Count me and my family in on this one. My dad had a 6 channel tube Pearce Simpson Companion installed at his shop and two Sentry II mobiles installed in his paneled truck and old, blue Plymouth Satelite I think in 1965 by the radio shop that was in the boatyard he had his business in. Different times back then. Those Sentry's I'd later discover were only a hair over 2 W, but back then, he had some great coverage with whips on the vehicles and the antenna was larger then a 1/4 wave ground plane at the shop. They used the radio back then for coastal marine pre-vhf days when many pleasure craft had them for local comms and MF AM for offshore communications. The radios were also used for parts runing and they had a pair of huge, all metal walkie talkies that were 1 W that they used from the docks to the shop.
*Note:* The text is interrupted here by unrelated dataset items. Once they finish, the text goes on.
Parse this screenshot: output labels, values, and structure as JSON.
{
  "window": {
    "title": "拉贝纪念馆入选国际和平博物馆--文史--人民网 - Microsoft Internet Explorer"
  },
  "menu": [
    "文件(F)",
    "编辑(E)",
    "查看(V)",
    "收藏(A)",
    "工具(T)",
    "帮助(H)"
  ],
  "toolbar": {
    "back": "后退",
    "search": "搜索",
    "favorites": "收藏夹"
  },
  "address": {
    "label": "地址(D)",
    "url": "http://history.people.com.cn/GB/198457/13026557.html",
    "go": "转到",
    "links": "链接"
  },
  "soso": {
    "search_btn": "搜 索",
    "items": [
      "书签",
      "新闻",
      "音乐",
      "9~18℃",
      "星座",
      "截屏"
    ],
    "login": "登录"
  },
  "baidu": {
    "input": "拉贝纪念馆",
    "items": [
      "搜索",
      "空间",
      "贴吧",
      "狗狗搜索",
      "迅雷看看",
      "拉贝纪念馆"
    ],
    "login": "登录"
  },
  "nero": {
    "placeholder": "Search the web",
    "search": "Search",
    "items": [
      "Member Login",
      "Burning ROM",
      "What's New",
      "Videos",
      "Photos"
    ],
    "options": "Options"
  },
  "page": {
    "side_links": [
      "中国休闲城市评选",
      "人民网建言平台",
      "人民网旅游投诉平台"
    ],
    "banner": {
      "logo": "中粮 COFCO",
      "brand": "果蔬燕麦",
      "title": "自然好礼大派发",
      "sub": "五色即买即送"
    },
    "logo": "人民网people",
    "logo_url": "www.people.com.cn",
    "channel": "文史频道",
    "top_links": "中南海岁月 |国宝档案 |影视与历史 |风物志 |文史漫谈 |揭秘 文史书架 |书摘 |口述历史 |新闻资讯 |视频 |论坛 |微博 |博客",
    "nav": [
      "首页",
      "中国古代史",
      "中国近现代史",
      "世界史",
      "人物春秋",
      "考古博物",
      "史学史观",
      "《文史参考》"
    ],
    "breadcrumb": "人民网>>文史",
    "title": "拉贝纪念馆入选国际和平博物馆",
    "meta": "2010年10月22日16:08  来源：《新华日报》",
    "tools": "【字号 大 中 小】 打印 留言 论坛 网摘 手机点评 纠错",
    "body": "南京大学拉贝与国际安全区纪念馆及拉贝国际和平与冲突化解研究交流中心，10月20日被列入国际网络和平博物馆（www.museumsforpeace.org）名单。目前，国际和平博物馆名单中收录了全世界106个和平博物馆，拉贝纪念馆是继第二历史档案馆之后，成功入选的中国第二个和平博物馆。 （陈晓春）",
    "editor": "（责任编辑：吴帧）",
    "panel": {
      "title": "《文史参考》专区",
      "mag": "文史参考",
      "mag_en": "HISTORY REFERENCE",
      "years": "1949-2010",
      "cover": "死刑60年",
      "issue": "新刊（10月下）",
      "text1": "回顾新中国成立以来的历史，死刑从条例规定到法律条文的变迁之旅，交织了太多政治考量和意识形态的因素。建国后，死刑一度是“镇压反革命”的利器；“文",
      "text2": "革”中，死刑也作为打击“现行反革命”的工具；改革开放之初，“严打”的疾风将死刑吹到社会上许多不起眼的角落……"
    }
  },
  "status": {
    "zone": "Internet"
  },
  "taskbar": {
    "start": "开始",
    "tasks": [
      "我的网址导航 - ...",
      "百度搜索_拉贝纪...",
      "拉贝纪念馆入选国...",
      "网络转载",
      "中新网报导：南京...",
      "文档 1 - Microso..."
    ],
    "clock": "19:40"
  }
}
That came to an end about 1970 when CB became too congested with chit chat and many expensive channel changes and he opted for a business band radio system as the business grew. In place of the CB, he had first a Raytheon that went nuts with intermod and later a Harris VHF marine unit that looked like a business band unit installed in the office for local ship to shore. By that time, most boats adopted VHF with channelized radios.
My dad was a by-the-book type, ex-mil guy and followed FCC rules to the letter. We didn't have one at the house. CB started to get out of control from it's original concept about then. Until that time, marine occupied a good part of the day traffic as did some construction and business use with callsigns. The chit chat started at nights, primarly with the boaters out in the bay and people who had units at their homes or lived on their boats, but not like it became steadily out of control after about '72 and totally nuts after '75 when the rebel trucker phenomonen hit the scene. I wonder if the 50mph speed limit was never imposed if this would have ever happened? Even so, I was never aware of the magazines promoting hobby type operation until I started working at RS in '72 and saw how companies were promoting CB's much like you'd see in QST or CQ magazine, so there must have been a hobby component well back to the 60's when these magazines were founded. Maybe we were different down here with Marine dominating the use and most of the CB dealers were marine outfits.